One aspect of Obama's budget that Republicans have targeted is the cap-and-trade proposal, which would require companies to buy credits for the amount of pollution they release into the air. The aim is to lower carbon emissions while also raising $646 billion by the end of the next decade.
A Wall Street Journal article, which Boehner's office distributed in a press release, reports that the revenue garnered from the plan could be up to three times as high as that figure.
Republicans call it an "energy tax hike" and emphasize the fact that it would increase utility prices for Americans, though the White House included a tax credit to make up the difference.
"The President says there isn't anyone that makes under $250,000 that's going to pay one dime of new taxes," Boehner said in a radio interview this morning. "It's just not true. They've got this energy tax in there that they call cap-and-trade. I call it cap-and-tax. If you drive a car, you're going to pay it. If you buy goods that are produced in the United States, you're going to pay it. And if you have the audacity to flip on a light switch, you're going to pay it."
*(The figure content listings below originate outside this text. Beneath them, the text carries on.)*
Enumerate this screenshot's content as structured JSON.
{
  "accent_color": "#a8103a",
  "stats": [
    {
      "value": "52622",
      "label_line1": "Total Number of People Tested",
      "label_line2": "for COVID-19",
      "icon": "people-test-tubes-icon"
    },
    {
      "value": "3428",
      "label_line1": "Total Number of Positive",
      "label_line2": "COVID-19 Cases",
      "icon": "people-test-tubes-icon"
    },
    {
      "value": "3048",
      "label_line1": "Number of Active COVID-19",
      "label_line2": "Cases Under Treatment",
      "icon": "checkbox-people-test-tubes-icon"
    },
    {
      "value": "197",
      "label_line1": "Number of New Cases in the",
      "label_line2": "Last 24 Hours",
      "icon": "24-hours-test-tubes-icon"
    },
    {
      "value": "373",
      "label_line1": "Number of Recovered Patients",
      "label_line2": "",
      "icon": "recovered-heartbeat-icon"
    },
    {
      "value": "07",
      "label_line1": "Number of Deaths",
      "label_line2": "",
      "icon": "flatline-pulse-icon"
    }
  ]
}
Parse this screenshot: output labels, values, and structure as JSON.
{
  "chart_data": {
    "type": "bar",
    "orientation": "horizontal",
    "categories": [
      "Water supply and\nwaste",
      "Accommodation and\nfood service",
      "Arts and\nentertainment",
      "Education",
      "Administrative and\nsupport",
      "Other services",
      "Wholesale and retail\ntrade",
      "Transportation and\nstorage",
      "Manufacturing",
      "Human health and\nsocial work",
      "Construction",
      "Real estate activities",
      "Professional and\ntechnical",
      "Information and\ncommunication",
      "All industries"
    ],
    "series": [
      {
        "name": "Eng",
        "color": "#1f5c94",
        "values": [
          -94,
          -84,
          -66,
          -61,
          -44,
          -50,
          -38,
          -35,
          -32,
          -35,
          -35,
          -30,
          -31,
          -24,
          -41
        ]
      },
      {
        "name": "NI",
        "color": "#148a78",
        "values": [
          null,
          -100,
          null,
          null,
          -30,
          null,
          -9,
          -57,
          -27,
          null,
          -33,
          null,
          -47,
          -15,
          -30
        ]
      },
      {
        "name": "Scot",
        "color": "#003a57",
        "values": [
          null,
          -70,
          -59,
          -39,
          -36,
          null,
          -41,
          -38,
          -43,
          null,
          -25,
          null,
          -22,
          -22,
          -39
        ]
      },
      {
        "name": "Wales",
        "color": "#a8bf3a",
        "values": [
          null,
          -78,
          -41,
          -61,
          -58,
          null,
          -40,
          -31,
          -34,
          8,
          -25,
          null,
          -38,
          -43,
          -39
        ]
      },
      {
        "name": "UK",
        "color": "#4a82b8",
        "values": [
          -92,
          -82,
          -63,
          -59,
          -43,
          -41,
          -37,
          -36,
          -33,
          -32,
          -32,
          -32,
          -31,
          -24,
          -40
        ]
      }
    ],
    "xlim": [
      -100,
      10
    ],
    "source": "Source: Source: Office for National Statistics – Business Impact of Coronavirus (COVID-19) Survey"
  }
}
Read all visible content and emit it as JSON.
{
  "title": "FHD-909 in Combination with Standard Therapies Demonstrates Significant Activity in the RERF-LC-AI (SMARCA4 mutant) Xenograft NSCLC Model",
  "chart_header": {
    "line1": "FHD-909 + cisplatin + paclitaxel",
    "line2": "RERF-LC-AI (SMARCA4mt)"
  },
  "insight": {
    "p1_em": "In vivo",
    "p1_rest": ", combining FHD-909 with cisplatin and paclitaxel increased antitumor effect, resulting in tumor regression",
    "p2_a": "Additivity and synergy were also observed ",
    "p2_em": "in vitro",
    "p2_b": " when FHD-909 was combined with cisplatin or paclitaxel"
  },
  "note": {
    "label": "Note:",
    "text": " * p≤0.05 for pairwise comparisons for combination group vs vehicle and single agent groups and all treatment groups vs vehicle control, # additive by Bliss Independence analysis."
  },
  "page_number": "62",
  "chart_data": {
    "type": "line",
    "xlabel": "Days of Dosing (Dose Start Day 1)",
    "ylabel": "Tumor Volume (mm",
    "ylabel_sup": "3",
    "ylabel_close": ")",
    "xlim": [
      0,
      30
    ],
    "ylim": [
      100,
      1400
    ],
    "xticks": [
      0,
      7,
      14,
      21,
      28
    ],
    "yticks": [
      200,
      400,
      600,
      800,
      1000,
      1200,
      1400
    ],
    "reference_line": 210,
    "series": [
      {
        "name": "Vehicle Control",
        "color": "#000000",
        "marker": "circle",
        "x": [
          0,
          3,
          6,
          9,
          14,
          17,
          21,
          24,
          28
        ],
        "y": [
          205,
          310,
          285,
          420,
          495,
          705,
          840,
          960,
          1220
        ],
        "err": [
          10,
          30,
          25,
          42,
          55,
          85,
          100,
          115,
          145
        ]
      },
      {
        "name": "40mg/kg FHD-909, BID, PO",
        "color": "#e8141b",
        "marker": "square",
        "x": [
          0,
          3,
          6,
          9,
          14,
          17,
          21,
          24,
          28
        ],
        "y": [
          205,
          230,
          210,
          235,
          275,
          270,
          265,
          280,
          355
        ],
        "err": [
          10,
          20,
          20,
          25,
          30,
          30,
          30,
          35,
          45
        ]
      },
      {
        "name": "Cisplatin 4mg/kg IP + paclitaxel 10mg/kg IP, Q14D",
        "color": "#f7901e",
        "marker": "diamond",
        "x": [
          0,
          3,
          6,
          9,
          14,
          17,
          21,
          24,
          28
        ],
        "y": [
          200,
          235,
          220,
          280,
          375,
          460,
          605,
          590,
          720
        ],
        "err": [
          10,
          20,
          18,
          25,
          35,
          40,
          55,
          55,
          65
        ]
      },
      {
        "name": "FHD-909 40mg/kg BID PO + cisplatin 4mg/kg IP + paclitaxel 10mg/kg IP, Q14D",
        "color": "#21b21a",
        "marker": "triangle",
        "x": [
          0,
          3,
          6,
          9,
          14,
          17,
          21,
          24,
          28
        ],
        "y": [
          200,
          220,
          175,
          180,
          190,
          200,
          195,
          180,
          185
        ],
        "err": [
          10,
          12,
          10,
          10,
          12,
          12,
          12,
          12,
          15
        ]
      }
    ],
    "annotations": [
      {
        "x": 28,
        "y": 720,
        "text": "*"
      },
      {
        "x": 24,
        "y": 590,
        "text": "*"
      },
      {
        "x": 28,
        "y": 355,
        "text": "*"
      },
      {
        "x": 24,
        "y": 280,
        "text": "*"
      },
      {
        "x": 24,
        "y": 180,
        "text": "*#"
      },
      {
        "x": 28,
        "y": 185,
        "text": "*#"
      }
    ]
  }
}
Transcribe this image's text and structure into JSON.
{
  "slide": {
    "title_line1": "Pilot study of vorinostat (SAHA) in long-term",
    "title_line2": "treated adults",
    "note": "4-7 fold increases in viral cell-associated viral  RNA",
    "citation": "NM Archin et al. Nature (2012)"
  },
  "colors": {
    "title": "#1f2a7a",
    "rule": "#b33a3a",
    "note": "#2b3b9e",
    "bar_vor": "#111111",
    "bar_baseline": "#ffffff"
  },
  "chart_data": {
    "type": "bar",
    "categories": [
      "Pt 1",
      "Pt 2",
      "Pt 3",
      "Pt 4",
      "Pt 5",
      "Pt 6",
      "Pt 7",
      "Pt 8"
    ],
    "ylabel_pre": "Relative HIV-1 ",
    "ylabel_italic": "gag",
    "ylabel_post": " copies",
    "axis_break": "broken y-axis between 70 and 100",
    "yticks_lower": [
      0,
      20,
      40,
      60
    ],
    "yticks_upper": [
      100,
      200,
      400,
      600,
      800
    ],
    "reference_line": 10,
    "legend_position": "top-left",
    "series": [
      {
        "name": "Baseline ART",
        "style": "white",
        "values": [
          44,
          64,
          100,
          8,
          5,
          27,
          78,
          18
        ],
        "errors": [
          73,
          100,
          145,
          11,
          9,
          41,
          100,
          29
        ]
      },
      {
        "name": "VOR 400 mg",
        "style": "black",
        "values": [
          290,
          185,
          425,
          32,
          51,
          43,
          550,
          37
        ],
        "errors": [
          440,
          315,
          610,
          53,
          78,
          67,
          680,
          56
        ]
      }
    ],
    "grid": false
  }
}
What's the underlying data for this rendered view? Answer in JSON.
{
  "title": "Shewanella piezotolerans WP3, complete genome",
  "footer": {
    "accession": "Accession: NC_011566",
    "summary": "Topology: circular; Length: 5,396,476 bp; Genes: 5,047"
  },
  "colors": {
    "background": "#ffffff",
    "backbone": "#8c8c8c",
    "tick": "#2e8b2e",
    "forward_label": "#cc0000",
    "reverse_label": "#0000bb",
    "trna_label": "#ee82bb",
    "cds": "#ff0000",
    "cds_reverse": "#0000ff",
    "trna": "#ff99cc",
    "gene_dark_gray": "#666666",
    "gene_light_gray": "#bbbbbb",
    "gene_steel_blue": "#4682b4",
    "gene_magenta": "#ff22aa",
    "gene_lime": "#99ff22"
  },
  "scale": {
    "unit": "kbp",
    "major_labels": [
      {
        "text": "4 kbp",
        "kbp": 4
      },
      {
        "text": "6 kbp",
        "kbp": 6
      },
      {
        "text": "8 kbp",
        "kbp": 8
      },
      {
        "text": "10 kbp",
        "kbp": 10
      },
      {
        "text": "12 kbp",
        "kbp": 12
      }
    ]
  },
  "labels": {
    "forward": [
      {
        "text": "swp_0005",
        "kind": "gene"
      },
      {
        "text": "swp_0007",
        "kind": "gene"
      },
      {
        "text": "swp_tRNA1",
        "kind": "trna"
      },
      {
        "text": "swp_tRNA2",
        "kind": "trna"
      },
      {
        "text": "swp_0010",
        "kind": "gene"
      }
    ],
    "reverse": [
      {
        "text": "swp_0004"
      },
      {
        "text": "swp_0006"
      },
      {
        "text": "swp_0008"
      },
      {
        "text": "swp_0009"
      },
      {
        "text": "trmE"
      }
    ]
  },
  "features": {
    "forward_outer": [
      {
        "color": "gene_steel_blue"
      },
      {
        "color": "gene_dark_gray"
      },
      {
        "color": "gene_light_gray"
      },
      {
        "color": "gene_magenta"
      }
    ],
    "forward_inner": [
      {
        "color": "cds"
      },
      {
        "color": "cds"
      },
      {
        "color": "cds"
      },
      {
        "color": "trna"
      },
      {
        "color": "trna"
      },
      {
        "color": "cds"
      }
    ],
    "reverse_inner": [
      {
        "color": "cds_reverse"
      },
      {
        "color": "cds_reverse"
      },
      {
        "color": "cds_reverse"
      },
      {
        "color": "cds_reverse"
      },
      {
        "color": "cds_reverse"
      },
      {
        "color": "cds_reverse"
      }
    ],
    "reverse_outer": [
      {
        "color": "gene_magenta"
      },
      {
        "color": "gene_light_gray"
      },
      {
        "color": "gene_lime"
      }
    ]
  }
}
During an off-camera briefing with reporters this morning, Rep. Peter Roskam (R-Ill.) called the cap-and-trade proposal an "old fashioned hustle."
"I found it breathtaking actually...at a time when people are really struggling, that this administration was contemplating an initiative that without question is going to raise energy costs," Roskam said. "And I would suggest to you that that's just an old fashioned hustle. The guarantee of higher energy costs with the elusive promise of something in the future."